PM suspeito de matar esposa diz que filha pode ter causado marcas

Novo laudo aponta lesões no pescoço da policial e caso passou a ser investigado como feminicídio

Por: Redação

12/03/202610:08Atualizado

O tenente-coronel da Polícia Militar de São Paulo, Geraldo Leite Rosa Neto, de 53 anos, afirmou que as marcas encontradas no pescoço da esposa, a policial militar Gisele Santana, de 32 anos, podem ter sido provocadas pela filha do casal, de 7 anos.

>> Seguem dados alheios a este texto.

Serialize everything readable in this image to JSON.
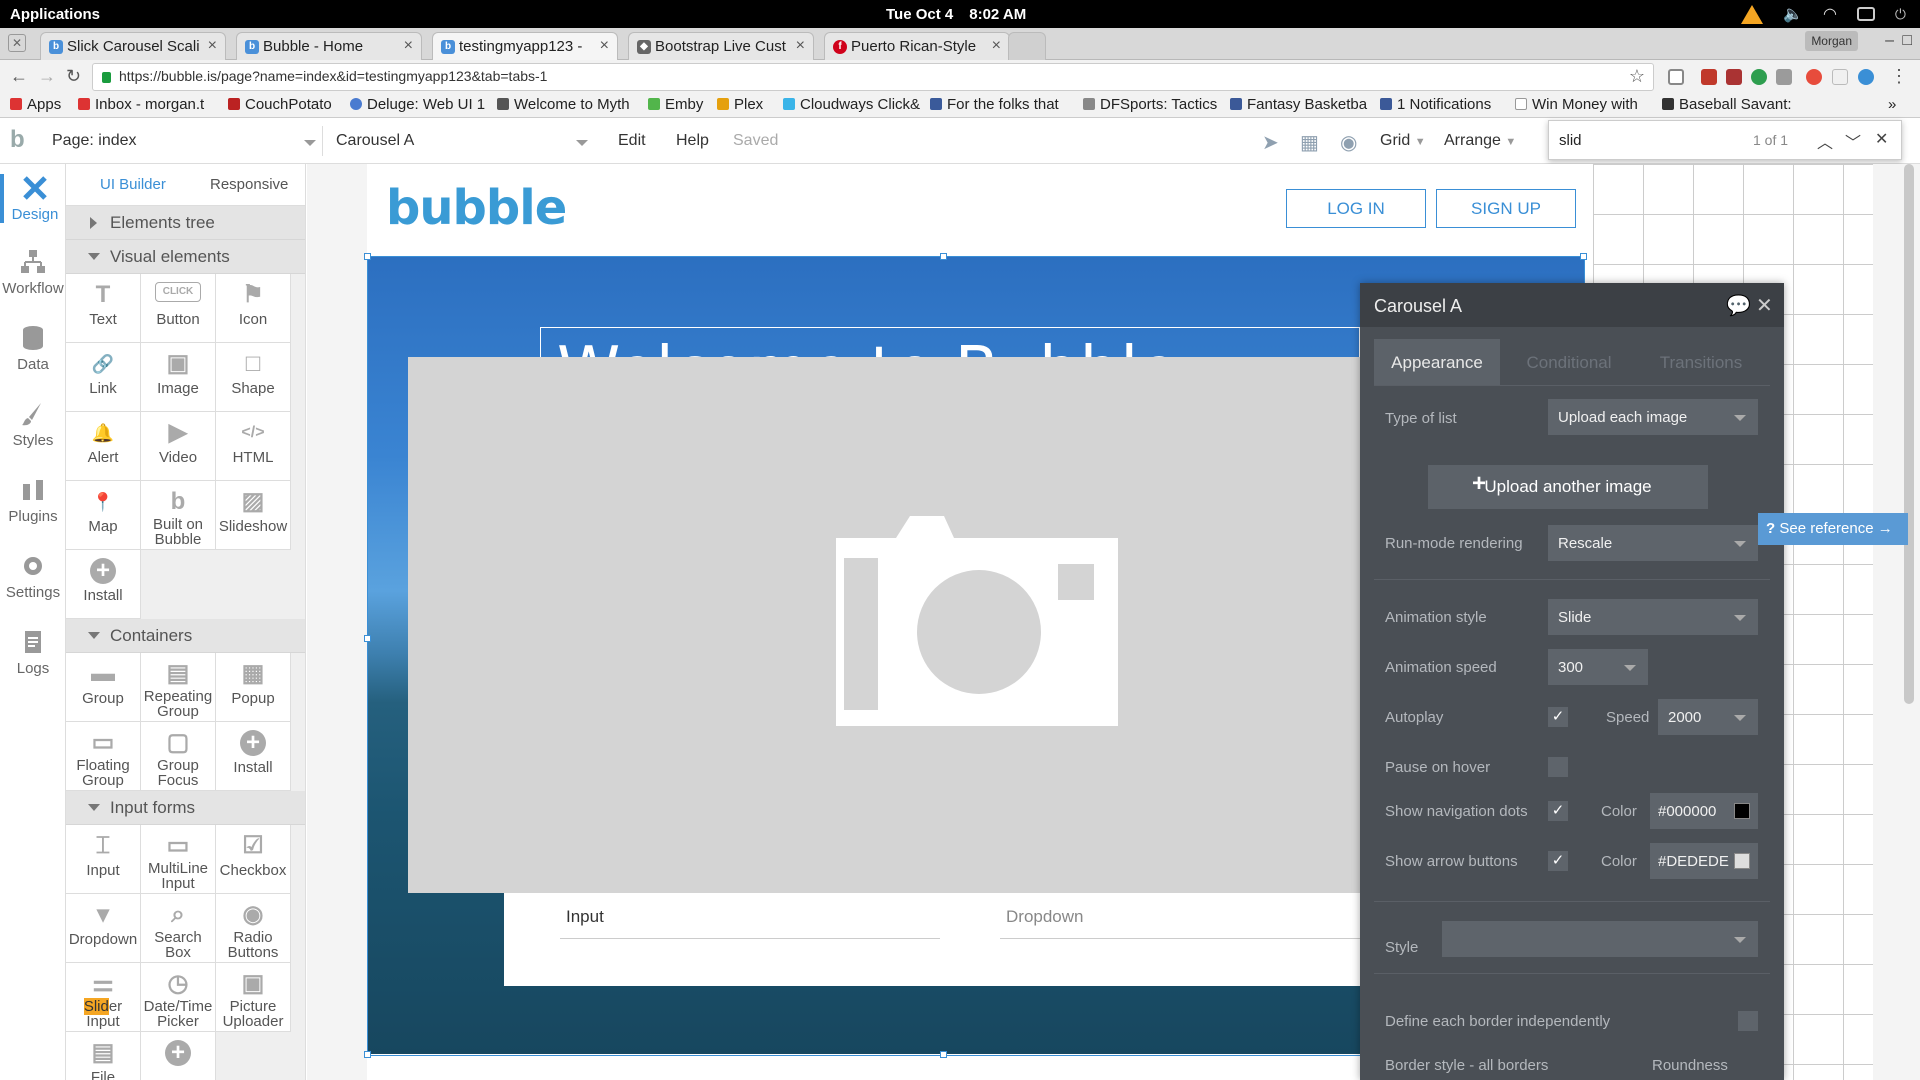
{
  "os": {
    "apps_label": "Applications",
    "date": "Tue Oct  4",
    "time": "8:02 AM"
  },
  "browser": {
    "tabs": [
      {
        "label": "Slick Carousel Scali",
        "favicon": "bubble-favicon",
        "active": false
      },
      {
        "label": "Bubble - Home",
        "favicon": "bubble-favicon",
        "active": false
      },
      {
        "label": "testingmyapp123 -",
        "favicon": "bubble-favicon",
        "active": true
      },
      {
        "label": "Bootstrap Live Cust",
        "favicon": "bootstrap-favicon",
        "active": false
      },
      {
        "label": "Puerto Rican-Style",
        "favicon": "food-favicon",
        "active": false
      }
    ],
    "profile": "Morgan",
    "url": "https://bubble.is/page?name=index&id=testingmyapp123&tab=tabs-1",
    "bookmarks": [
      "Apps",
      "Inbox - morgan.t",
      "CouchPotato",
      "Deluge: Web UI 1",
      "Welcome to Myth",
      "Emby",
      "Plex",
      "Cloudways Click&",
      "For the folks that",
      "DFSports: Tactics",
      "Fantasy Basketba",
      "1 Notifications",
      "Win Money with",
      "Baseball Savant:"
    ],
    "more_bookmarks": "»"
  },
  "editor": {
    "page_label": "Page: index",
    "element_label": "Carousel A",
    "menu": [
      "Edit",
      "Help"
    ],
    "status": "Saved",
    "grid_label": "Grid",
    "arrange_label": "Arrange",
    "find": {
      "query": "slid",
      "count": "1 of 1"
    }
  },
  "rail": [
    {
      "label": "Design",
      "icon": "design-icon",
      "active": true
    },
    {
      "label": "Workflow",
      "icon": "workflow-icon",
      "active": false
    },
    {
      "label": "Data",
      "icon": "data-icon",
      "active": false
    },
    {
      "label": "Styles",
      "icon": "styles-icon",
      "active": false
    },
    {
      "label": "Plugins",
      "icon": "plugins-icon",
      "active": false
    },
    {
      "label": "Settings",
      "icon": "settings-icon",
      "active": false
    },
    {
      "label": "Logs",
      "icon": "logs-icon",
      "active": false
    }
  ],
  "palette": {
    "tabs": [
      "UI Builder",
      "Responsive"
    ],
    "sections": {
      "elements_tree": "Elements tree",
      "visual": "Visual elements",
      "containers": "Containers",
      "inputs": "Input forms"
    },
    "visual_items": [
      {
        "label": "Text",
        "glyph": "T"
      },
      {
        "label": "Button",
        "glyph": "CLICK"
      },
      {
        "label": "Icon",
        "glyph": "⚑"
      },
      {
        "label": "Link",
        "glyph": "🔗"
      },
      {
        "label": "Image",
        "glyph": "▣"
      },
      {
        "label": "Shape",
        "glyph": "□"
      },
      {
        "label": "Alert",
        "glyph": "🔔"
      },
      {
        "label": "Video",
        "glyph": "▶"
      },
      {
        "label": "HTML",
        "glyph": "</>"
      },
      {
        "label": "Map",
        "glyph": "📍"
      },
      {
        "label": "Built on Bubble",
        "glyph": "b"
      },
      {
        "label": "Slideshow",
        "glyph": "▨"
      },
      {
        "label": "Install",
        "glyph": "+"
      }
    ],
    "container_items": [
      {
        "label": "Group",
        "glyph": "▬"
      },
      {
        "label": "Repeating Group",
        "glyph": "▤"
      },
      {
        "label": "Popup",
        "glyph": "▦"
      },
      {
        "label": "Floating Group",
        "glyph": "▭"
      },
      {
        "label": "Group Focus",
        "glyph": "▢"
      },
      {
        "label": "Install",
        "glyph": "+"
      }
    ],
    "input_items": [
      {
        "label": "Input",
        "glyph": "⌶"
      },
      {
        "label": "MultiLine Input",
        "glyph": "▭"
      },
      {
        "label": "Checkbox",
        "glyph": "☑"
      },
      {
        "label": "Dropdown",
        "glyph": "▾"
      },
      {
        "label": "Search Box",
        "glyph": "⌕"
      },
      {
        "label": "Radio Buttons",
        "glyph": "◉"
      },
      {
        "label_hl": "Slid",
        "label_rest": "er",
        "label_line2": "Input",
        "glyph": "⚌"
      },
      {
        "label": "Date/Time Picker",
        "glyph": "◷"
      },
      {
        "label": "Picture Uploader",
        "glyph": "▣"
      },
      {
        "label": "File",
        "glyph": "▤"
      },
      {
        "label": "",
        "glyph": "+"
      }
    ]
  },
  "canvas": {
    "logo": "bubble",
    "login": "LOG IN",
    "signup": "SIGN UP",
    "welcome": "Welcome to Bubble",
    "input_label": "Input",
    "dropdown_label": "Dropdown"
  },
  "panel": {
    "title": "Carousel A",
    "tabs": [
      "Appearance",
      "Conditional",
      "Transitions"
    ],
    "type_of_list_label": "Type of list",
    "type_of_list": "Upload each image",
    "upload_btn": "Upload another image",
    "run_mode_label": "Run-mode rendering",
    "run_mode": "Rescale",
    "see_reference": "See reference →",
    "animation_style_label": "Animation style",
    "animation_style": "Slide",
    "animation_speed_label": "Animation speed",
    "animation_speed": "300",
    "autoplay_label": "Autoplay",
    "autoplay_checked": true,
    "speed_label": "Speed",
    "speed": "2000",
    "pause_label": "Pause on hover",
    "pause_checked": false,
    "nav_dots_label": "Show navigation dots",
    "nav_dots_checked": true,
    "color_label": "Color",
    "nav_dots_color": "#000000",
    "arrows_label": "Show arrow buttons",
    "arrows_checked": true,
    "arrows_color": "#DEDEDE",
    "style_label": "Style",
    "style_value": "",
    "border_indep_label": "Define each border independently",
    "border_style_label": "Border style - all borders",
    "roundness_label": "Roundness"
  },
  "colors": {
    "accent": "#3a8fd6",
    "panel_bg": "#4a4f55",
    "find_highlight": "#f5a623"
  }
}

Foto PM suspeito de matar esposa diz que filha pode ter causado marcas
Foto: Reprodução/ TV Globo

Segundo ele, a criança costumava pedir colo à mãe e se segurar em seu pescoço quando estava cansada. O oficial disse que essa posição poderia explicar os arranhões apontados no laudo necroscópico, que identificou marcas na região da mandíbula e da nuca.

A morte de Gisele ocorreu no apartamento onde o casal morava, no bairro do Brás, na região central de São Paulo. Inicialmente, o caso foi registrado como suicídio, mas passou a ser investigado como possível feminicídio após a exumação do corpo e a realização de um novo exame pericial.

O laudo apontou lesões no rosto e no pescoço da vítima, além de indícios de que ela pode ter perdido a consciência antes de ser atingida por um disparo na cabeça.

O tenente-coronel afirma que estava no banho no momento do tiro e diz ter encontrado a esposa caída ao sair do banheiro. No entanto, inconsistências na cena e o intervalo entre o disparo ouvido por vizinhos e o pedido de socorro levantaram dúvidas entre os investigadores.

A morte da policial segue sob investigação.